Mentoring Relationships Helps Companies Thrive
Recently, I was asked to speak at a National Conference for Accountants. The topic I was asked to speak on was the importance of the mentoring relationship in the corporate arena. I accepted the assignment and began to gather my thoughts on the topic and do my research. It didn’t take long for me to really understand the major importance of being a mentor and the equal importance of being a mentee.
Last year, a colleague of mine made an interesting observation. They observed that I was constantly mentoring others and sharing my knowledge in an attempt to help others grow and succeed personally and professionally. Although they admired that trait in me, they also commented that they didn’t notice anyone mentoring me. It was then recommended that I find some mentors that were doing so much more and better than me that I might almost feel dumb in their presence. That was an interesting challenge. It’s great to feel like the smartest person in the room, but who wants to feel like the dumbest in the room. Let’s face it, there is plenty that we don’t know. I accepted the challenge.
I identified a couple of business persons that were extremely successful and that I respected. I invited them to separate lunches to start a mentoring relationship primarily by starting a friendship. It was astonishing the information they shared with me over a lunch that I used to grow my business and develop personally. The information was sitting on the top of their head and the tip of their tongue waiting to be shared.

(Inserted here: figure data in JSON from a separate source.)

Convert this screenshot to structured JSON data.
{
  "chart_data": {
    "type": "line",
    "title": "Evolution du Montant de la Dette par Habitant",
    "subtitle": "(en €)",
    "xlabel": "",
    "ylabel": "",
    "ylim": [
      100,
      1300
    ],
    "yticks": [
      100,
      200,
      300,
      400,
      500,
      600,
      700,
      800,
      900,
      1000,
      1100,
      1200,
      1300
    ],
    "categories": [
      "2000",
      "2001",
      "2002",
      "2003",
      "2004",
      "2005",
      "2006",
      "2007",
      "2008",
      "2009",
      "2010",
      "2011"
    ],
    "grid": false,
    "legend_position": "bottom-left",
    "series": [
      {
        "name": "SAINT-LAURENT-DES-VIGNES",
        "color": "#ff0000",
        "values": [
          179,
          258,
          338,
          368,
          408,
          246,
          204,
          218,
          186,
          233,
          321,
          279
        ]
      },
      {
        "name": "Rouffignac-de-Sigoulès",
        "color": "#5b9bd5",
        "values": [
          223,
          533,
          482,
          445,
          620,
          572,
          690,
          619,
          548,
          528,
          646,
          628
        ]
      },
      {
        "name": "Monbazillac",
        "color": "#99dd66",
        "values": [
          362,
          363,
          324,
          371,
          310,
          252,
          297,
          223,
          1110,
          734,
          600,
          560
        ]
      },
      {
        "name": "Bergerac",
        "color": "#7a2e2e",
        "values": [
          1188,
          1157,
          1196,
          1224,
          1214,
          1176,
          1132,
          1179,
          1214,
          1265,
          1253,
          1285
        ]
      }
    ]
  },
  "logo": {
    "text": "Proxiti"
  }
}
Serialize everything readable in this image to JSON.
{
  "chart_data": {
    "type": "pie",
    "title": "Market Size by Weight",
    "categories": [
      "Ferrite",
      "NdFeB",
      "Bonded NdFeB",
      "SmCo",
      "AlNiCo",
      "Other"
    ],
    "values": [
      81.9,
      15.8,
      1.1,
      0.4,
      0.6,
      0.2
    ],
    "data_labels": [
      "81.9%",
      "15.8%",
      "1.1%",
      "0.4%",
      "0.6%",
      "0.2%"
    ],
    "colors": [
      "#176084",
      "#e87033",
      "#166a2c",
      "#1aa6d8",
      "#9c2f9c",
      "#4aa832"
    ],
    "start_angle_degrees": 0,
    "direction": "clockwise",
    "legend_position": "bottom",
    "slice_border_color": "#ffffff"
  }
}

Mentoring is a necessary part of the growth and development of your talent pool in your organization. It’s no surprise that more than 80% of management and senior executive recruits change employers within two years of hire. Mentoring is when a role model, or mentor, offers support to another person. A mentor has knowledge and experience in an area and shares it with the person being mentored. The primary focus of the mentoring relationship is to educate and motivate.
Developing a mentoring program in your company is an excellent way to transfer knowledge and increase performance among your staff. A recent edition of the Harvard Business Review highlighted this topic in a casestudy. Avnet, Inc., one of the world’s largest distributors of semiconductors, connectors, etc., began a mentoring program. The goal was to enhance talent development as well as succession planning. Mary Ann Miller, is their VP of Talent and Organization Effectiveness. After conducting a global employee survey, Mary Ann found that additional development opportunities was appealing to their staff. She knew that mentoring would be one important component in attracting and retaining the best talent. The following outcomes were identified as a result of the mentoring program:
Reduces learning curve for new hires
- Reduces learning curve for new hires
- Enhances job satisfaction for the mentor and mentee
- Helps reduce turnover
- Builds long-term relationships and mutual respect
Ann also has a mentoring relationship w/ one of the group Presidents, and they meet on a monthly basis. The goal of their meetings is to focus on her overall professional development. Therefore, they try not to talk about day-to-day work issues. Her mentor also provides feedback on his observations of her in meetings or other various settings. The dialogue may even venture into personal topics to assist with personal development as well as professional development.